The Attempt at a Solution

The fact that the stretched length equals
Δx(1+1/2(dy/dx)^2)

can be derived from the fact that the strings stretched length is equal to (x^2+x(dy/dx)^2)^1/2
and then simplified with binomial expansion.

according to my answer key, the first step to the solution of solving potential energy per unit length is understanding that it is equal to
(FΔx(1+1/2(dy/dx)^2)-Δx) / Δx
The part about this step that I don't understand is why is the -Δx term in the numerator? Wouldn't the work per unit length just equal (Force * the amount it is stretched / Δx)? which would equal
FΔx(1+1/2(dy/dx)^2) / Δx.

yeah.. I don't understand why the -Δx is in the numerator i guess sums up my concerns.

 

[TSny]

The Attempt at a Solution

...the stretched length equals
Δx(1+1/2(dy/dx)^2)

according to my answer key, the first step to the solution of solving potential energy per unit length is understanding that it is equal to
(FΔx(1+1/2(dy/dx)^2)-Δx) / Δx

Should that be F(Δx(1+1/2(dy/dx)^2)-Δx) / Δx?
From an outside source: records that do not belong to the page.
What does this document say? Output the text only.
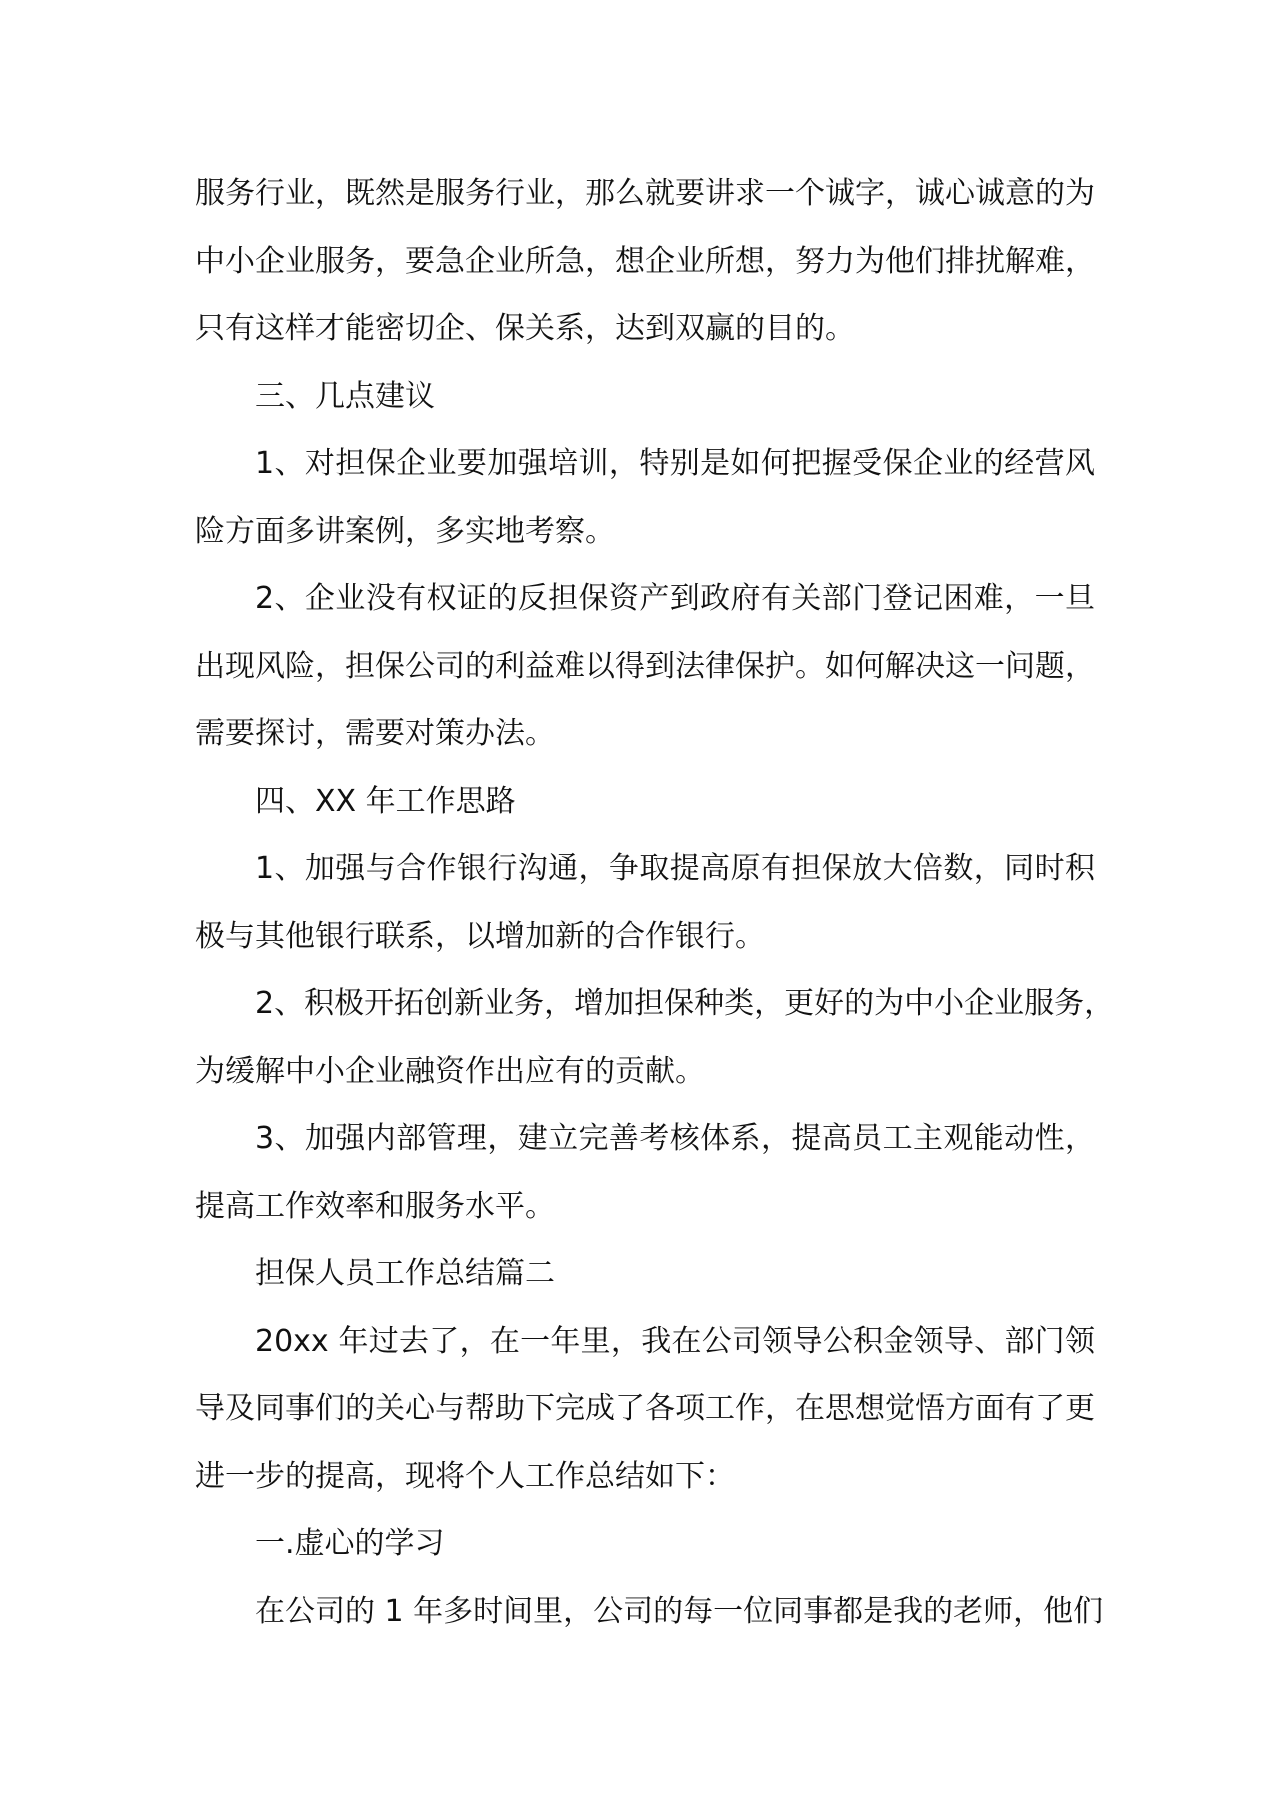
服务行业，既然是服务行业，那么就要讲求一个诚字，诚心诚意的为
中小企业服务，要急企业所急，想企业所想，努力为他们排扰解难，
只有这样才能密切企、保关系，达到双赢的目的。
三、几点建议
1、对担保企业要加强培训，特别是如何把握受保企业的经营风
险方面多讲案例，多实地考察。
2、企业没有权证的反担保资产到政府有关部门登记困难，一旦
出现风险，担保公司的利益难以得到法律保护。如何解决这一问题，
需要探讨，需要对策办法。
四、XX 年工作思路
1、加强与合作银行沟通，争取提高原有担保放大倍数，同时积
极与其他银行联系，以增加新的合作银行。
2、积极开拓创新业务，增加担保种类，更好的为中小企业服务，
为缓解中小企业融资作出应有的贡献。
3、加强内部管理，建立完善考核体系，提高员工主观能动性，
提高工作效率和服务水平。
担保人员工作总结篇二
20xx 年过去了，在一年里，我在公司领导公积金领导、部门领
导及同事们的关心与帮助下完成了各项工作，在思想觉悟方面有了更
进一步的提高，现将个人工作总结如下：
一.虚心的学习
在公司的 1 年多时间里，公司的每一位同事都是我的老师，他们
The part about this step that I don't understand is why is the -Δx term in the numerator? Wouldn't the work per unit length just equal (Force * the amount it is stretched / Δx)?
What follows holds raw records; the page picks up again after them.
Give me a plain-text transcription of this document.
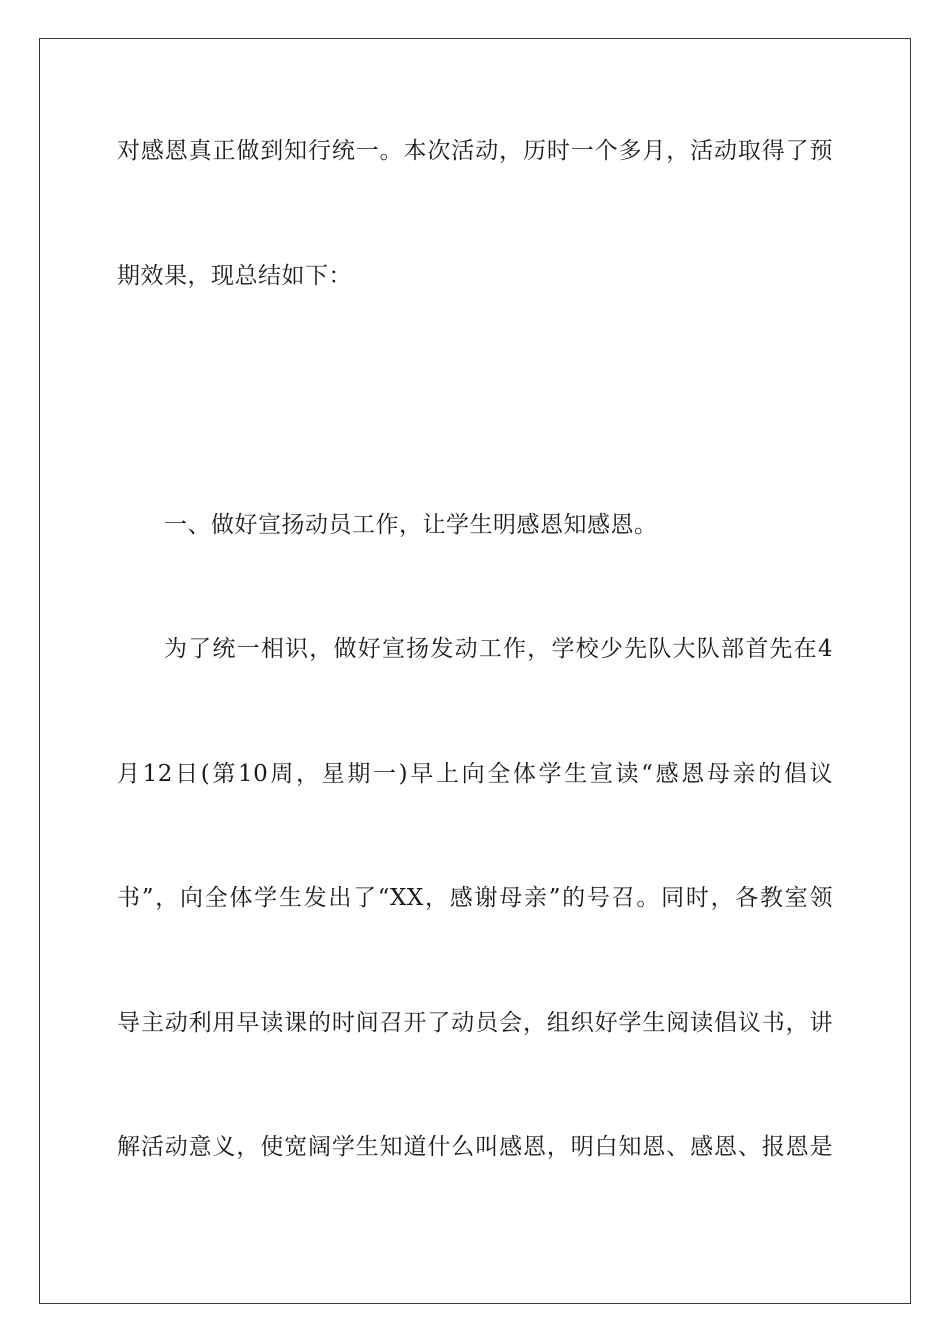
对感恩真正做到知行统一。本次活动，历时一个多月，活动取得了预
期效果，现总结如下：
一、做好宣扬动员工作，让学生明感恩知感恩。
为了统一相识，做好宣扬发动工作，学校少先队大队部首先在4
月12日(第10周，星期一)早上向全体学生宣读“感恩母亲的倡议
书”，向全体学生发出了“XX，感谢母亲”的号召。同时，各教室领
导主动利用早读课的时间召开了动员会，组织好学生阅读倡议书，讲
解活动意义，使宽阔学生知道什么叫感恩，明白知恩、感恩、报恩是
Yes, that's right. But "the amount it is stretched" is not the same as "the stretched length". For example, suppose I have a spring that has an unstretched length of 20 cm. (This is the length from one end of the spring to the other end when the spring is not stretched.) Then I stretch it until it has a "stretched length" of 30 cm. (This is the length from one end of the spring to the other when it is stretched.) The "amount it is stretched" would be 10 cm.

 

[PsychonautQQ]

Yes, that's right. But "the amount it is stretched" is not the same as "the stretched length". For example, suppose I have a spring that has an unstretched length of 20 cm. (This is the length from one end of the spring to the other end when the spring is not stretched.) Then I stretch it until it has a "stretched length" of 30 cm. (This is the length from one end of the spring to the other when it is stretched.) The "amount it is stretched" would be 10 cm.
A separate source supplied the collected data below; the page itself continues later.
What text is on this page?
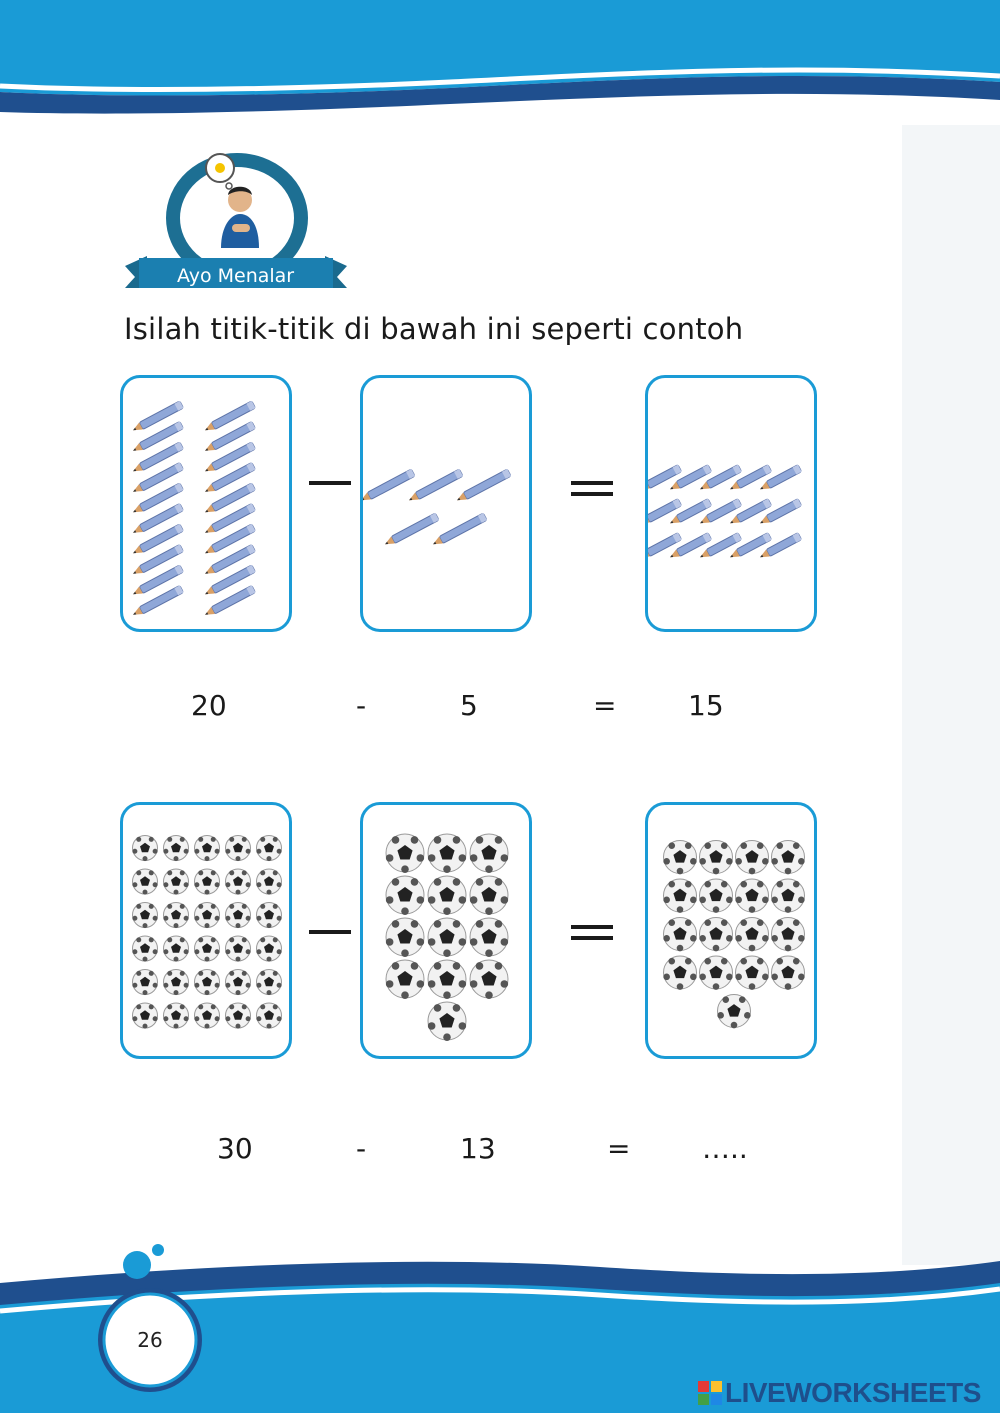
Ayo Menalar
Isilah titik-titik di bawah ini seperti contoh
20	-	5	=	15
30	-	13	=	…..
26
LIVEWORKSHEETS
Cool, I'm still a little confused how that is represented in the equation by the term -Δx

 

[TSny]

Δx is the length of a section of string before it was stretched.

Δx(1+y'²/2) is the length of the same section after it has been stretched.

So, how would you write an expression for the amount the section has been stretched?

 

[Nickie]

I would like to clarify that potential energy per unit length in a string is not equal to kx^2, as stated in the Homework Equations section. The potential energy in a string is actually given by the equation U = (1/2)k(x^2 + (dy/dx)^2), where k is the string's tension and x is the displacement from equilibrium.

Now, moving on to the given problem, the potential energy per unit length can be calculated by dividing the total potential energy (U) by the stretched length (Δx). So, the correct equation would be U/Δx = (1/2)k((x^2 + (dy/dx)^2)/Δx). This can be simplified to U/Δx = (1/2)k((Δx(1+1/2(dy/dx)^2))/Δx). Note that the Δx terms in the numerator and denominator cancel out, leaving us with (1/2)k(1+1/2(dy/dx)^2). This is the same as the given equation, 1/2F(dy(x,t)/dx)^2, where F is the force applied to the string.

To answer your question about the -Δx in the numerator, it is simply a way of expressing the stretched length (Δx) in terms of the original length of the string. This makes it easier to compare the potential energy per unit length of different strings with different original lengths. Without the -Δx term, the equation would only give us the potential energy per unit length for a string with a stretched length equal to its original length.

I hope this explanation helps to clarify your concerns. Remember, it is always important to use the correct equations and units when solving scientific problems.